The move underscores Google’s plan to bypass traditional cable and telephone networks that double as Internet service providers, or ISPs, in a bid to expand its user and advertising base, analysts say.

“It might sound overly simple, but one of the unifying themes of Google’s current investment strategy is to get people to use the Internet more,” Pacific Crest Securities analyst Evan Wilson told MarketWatch. “It sees the wired ISP oligopoly as a big barrier to the amount of time spent and data consumed given these companies high prices, bandwidth caps and slow download speeds.”

Taking on traditional Internet service providers also could make Google appear “like a friend to consumers, as ISPs are some of the least-liked consumer-facing businesses,” he added,.

The move poses a clear threat to traditional telephone and cable companies, analysts say.

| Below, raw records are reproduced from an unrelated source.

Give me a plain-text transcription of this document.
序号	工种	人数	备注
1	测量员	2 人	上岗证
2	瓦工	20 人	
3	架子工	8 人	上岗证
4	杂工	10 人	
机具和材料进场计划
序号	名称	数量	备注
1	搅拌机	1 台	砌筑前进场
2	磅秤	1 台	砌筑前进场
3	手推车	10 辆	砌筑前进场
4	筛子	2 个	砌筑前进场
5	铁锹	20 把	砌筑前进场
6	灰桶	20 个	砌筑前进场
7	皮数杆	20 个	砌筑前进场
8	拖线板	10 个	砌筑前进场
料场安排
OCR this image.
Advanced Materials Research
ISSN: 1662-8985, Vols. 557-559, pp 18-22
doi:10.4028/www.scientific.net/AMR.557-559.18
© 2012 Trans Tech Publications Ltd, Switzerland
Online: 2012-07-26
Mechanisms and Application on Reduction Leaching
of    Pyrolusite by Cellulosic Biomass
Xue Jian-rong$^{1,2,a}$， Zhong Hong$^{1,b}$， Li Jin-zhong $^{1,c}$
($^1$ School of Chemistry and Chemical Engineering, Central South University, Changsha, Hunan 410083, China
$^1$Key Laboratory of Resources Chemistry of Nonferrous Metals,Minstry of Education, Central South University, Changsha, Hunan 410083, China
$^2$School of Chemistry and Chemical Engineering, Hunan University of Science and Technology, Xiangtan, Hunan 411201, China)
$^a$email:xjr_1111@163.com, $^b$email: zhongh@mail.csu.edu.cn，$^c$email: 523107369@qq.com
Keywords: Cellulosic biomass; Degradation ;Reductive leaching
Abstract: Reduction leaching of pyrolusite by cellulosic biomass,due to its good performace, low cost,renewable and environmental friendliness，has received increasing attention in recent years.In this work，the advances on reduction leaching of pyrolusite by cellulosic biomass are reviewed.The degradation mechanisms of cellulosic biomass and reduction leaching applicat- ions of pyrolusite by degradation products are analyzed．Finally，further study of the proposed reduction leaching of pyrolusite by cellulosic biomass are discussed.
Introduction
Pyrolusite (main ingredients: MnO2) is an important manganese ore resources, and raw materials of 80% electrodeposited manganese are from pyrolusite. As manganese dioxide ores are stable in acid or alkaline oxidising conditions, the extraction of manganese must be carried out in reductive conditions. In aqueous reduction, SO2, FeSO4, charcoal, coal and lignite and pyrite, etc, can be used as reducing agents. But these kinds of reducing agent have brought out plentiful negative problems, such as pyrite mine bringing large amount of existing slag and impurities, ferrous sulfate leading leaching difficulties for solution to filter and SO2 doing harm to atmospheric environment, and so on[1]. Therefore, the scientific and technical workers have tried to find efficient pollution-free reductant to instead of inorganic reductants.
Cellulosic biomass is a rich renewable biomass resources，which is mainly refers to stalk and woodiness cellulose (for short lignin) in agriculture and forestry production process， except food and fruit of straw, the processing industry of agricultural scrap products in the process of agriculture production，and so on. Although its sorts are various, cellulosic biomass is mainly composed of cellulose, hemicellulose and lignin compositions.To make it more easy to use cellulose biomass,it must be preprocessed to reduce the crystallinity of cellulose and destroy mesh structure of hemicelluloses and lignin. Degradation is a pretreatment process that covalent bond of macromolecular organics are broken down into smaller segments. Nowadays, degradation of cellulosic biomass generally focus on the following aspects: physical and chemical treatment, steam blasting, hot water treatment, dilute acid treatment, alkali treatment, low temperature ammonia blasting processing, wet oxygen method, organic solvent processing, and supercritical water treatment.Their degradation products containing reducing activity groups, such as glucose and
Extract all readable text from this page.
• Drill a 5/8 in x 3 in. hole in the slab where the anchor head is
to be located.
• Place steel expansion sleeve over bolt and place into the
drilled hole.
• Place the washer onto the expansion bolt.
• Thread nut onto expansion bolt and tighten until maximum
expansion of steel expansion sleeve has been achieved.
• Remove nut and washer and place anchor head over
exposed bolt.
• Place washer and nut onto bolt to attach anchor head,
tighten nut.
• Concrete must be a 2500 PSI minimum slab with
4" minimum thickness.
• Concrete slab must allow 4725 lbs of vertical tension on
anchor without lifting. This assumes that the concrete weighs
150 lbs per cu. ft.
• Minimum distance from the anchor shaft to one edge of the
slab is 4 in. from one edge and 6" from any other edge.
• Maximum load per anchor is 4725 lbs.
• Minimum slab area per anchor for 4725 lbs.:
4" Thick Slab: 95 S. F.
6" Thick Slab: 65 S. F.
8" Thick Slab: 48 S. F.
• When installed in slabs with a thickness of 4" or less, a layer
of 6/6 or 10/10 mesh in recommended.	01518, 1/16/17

“They are creating a captured audience that will consume Google ads and use Google services in exchange from very low connectivity charges,” Rob Enderle of the Enderle Group, a technology research group, told MarketWatch. “This could mean the beginning of the end for traditional telephone and cable companies and the beginning of Google becoming more powerful than old RCA and old AT&T combined.”

The expansion of Google Fiber is part of what Ray Wang, chief executive of Constellation Research, called “a battle for connectivity.”

“If you own the network, you know all the data in that network,” he told MarketWatch. “If you are trading on data, that gives them a huge advantage.”